Trump Overruled GOP Senators on Sondland
Several GOP senators, having protected Trump in his impeachment trial, tried to stop the firing of Sondland; however, their appeal was rejected.
“People briefed on the discussions” said the senators believed it would look bad if Trump carried out the revenge. They said the step was unnecessary, as the hotelier was already planning to leave his post.
Among the Senators was Susan Collins, who said it was not necessary to convict Trump because he would “learn a lesson” from impeachment. Sens. Thom Tillis, Martha McSally, and Ron Johnson also pled for Sondland, a donor to Tillis and other GOP senators.

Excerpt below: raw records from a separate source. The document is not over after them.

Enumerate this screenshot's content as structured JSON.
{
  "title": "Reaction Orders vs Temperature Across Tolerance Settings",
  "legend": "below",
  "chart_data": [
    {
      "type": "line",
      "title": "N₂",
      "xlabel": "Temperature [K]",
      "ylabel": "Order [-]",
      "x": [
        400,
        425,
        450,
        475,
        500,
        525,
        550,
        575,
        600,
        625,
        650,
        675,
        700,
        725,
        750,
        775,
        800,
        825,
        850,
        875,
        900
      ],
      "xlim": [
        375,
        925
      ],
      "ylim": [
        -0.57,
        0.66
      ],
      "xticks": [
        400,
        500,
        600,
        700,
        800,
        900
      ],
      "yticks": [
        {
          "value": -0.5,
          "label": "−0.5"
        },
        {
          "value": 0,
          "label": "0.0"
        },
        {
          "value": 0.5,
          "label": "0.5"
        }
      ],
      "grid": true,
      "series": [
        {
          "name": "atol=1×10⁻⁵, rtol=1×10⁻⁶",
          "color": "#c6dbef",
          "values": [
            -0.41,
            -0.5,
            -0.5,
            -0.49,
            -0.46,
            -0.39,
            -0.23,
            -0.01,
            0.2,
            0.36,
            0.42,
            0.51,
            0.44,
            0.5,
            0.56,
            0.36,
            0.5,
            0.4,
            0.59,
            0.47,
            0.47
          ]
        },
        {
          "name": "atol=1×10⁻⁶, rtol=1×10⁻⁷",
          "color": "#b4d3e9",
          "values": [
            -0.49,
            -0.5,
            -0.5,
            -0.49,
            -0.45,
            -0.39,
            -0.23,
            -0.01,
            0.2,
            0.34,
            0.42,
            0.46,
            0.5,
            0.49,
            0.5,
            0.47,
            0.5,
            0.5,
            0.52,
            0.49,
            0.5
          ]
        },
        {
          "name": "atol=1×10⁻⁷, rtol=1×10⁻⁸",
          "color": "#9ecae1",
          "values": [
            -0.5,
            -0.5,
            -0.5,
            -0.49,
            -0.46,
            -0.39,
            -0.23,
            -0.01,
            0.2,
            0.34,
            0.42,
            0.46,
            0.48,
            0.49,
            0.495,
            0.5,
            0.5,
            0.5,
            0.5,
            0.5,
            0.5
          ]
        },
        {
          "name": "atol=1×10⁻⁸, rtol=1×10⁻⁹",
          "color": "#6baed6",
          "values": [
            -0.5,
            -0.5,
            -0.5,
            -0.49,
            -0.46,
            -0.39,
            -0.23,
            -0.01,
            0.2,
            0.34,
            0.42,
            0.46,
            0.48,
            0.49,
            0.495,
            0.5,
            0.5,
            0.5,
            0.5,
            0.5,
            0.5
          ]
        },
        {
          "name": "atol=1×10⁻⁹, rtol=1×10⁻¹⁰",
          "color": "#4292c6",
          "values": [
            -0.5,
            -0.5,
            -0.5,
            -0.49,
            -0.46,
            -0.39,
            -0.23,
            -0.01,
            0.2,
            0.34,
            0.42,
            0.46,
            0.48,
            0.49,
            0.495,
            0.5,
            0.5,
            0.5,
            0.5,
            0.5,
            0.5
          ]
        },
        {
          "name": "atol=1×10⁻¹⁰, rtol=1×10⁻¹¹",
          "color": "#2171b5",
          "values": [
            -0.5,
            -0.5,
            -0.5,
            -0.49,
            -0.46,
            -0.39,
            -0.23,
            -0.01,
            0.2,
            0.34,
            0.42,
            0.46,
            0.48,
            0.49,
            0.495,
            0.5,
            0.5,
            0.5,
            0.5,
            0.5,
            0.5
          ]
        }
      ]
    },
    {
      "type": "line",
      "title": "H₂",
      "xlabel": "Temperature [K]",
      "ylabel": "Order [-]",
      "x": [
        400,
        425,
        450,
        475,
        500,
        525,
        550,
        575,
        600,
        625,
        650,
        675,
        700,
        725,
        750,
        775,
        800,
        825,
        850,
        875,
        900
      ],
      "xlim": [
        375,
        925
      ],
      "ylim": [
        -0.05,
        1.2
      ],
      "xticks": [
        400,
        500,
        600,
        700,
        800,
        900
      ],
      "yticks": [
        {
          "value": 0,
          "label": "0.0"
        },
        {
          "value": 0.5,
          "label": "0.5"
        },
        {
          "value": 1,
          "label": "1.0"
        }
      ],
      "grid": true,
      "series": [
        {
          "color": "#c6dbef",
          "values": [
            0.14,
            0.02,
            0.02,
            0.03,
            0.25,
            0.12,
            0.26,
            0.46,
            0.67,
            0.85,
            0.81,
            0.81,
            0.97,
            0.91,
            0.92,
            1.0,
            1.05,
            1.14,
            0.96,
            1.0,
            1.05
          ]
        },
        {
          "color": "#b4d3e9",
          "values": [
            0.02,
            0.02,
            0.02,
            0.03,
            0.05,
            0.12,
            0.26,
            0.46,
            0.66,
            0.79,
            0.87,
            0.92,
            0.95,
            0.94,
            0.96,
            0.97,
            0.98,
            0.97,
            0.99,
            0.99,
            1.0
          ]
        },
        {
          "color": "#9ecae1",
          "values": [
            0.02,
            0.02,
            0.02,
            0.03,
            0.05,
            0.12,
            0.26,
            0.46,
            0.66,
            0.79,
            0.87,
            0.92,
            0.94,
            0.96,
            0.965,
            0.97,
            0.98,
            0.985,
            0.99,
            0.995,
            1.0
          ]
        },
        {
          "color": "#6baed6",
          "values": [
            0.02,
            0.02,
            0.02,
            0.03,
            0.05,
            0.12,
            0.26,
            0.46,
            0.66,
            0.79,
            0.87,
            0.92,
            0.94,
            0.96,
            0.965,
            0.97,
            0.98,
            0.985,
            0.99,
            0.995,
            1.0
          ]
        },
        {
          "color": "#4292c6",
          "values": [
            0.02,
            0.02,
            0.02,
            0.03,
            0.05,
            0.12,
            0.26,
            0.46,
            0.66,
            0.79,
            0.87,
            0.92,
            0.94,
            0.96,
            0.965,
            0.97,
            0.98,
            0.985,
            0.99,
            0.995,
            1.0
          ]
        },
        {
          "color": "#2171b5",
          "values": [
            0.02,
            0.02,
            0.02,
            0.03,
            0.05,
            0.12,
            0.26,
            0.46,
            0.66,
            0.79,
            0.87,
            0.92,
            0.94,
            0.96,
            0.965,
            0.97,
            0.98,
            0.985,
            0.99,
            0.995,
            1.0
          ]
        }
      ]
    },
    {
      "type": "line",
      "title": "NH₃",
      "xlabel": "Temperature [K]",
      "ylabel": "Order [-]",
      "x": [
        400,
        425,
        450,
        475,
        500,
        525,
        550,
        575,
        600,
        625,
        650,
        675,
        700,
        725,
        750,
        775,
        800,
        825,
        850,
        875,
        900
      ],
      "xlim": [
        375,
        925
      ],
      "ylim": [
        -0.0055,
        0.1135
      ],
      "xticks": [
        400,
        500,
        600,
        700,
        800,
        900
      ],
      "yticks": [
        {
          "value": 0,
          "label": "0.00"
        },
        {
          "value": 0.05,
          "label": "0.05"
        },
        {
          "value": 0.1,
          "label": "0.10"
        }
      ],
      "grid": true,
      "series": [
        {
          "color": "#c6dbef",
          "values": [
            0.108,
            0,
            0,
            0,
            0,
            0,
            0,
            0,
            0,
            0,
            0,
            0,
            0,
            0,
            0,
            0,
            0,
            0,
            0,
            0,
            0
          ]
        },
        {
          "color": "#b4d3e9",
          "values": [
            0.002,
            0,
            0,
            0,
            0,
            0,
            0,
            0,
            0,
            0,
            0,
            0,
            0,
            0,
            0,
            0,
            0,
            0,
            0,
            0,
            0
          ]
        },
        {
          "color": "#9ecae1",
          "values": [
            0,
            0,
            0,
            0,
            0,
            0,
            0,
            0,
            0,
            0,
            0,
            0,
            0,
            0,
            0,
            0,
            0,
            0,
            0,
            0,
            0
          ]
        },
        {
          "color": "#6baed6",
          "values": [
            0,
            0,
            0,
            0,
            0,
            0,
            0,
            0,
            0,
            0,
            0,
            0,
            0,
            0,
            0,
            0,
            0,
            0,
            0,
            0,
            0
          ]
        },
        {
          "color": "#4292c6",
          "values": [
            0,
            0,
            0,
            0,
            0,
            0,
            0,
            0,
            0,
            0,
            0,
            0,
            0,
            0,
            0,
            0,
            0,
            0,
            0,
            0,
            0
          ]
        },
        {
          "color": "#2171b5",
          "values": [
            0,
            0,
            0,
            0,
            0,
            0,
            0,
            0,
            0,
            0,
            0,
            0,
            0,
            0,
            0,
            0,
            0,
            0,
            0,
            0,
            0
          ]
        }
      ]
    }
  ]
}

Collins back-pedaled on Saturday after being rebuffed by Trump:
The lesson that I hoped the president had learned was that he should not enlist the help of a foreign government in investigating a political rival.
It had absolutely nothing to do with whether or not he should fire people who testified in a way that he perceived as harmful to him.
The senators did not defend Col. Vindman.
Others who testified in the hearings have been able to depart the Administration or move quietly within it before incurring Trump’s retribution.
Yovanovitch has left the Foreign Service. Ambassador William Taylor, who succeeded her in Ukraine, has returned ot the US. Jennifer Williams, a career official working for Vice President Mike Pence, asked to return early to the Defense Department.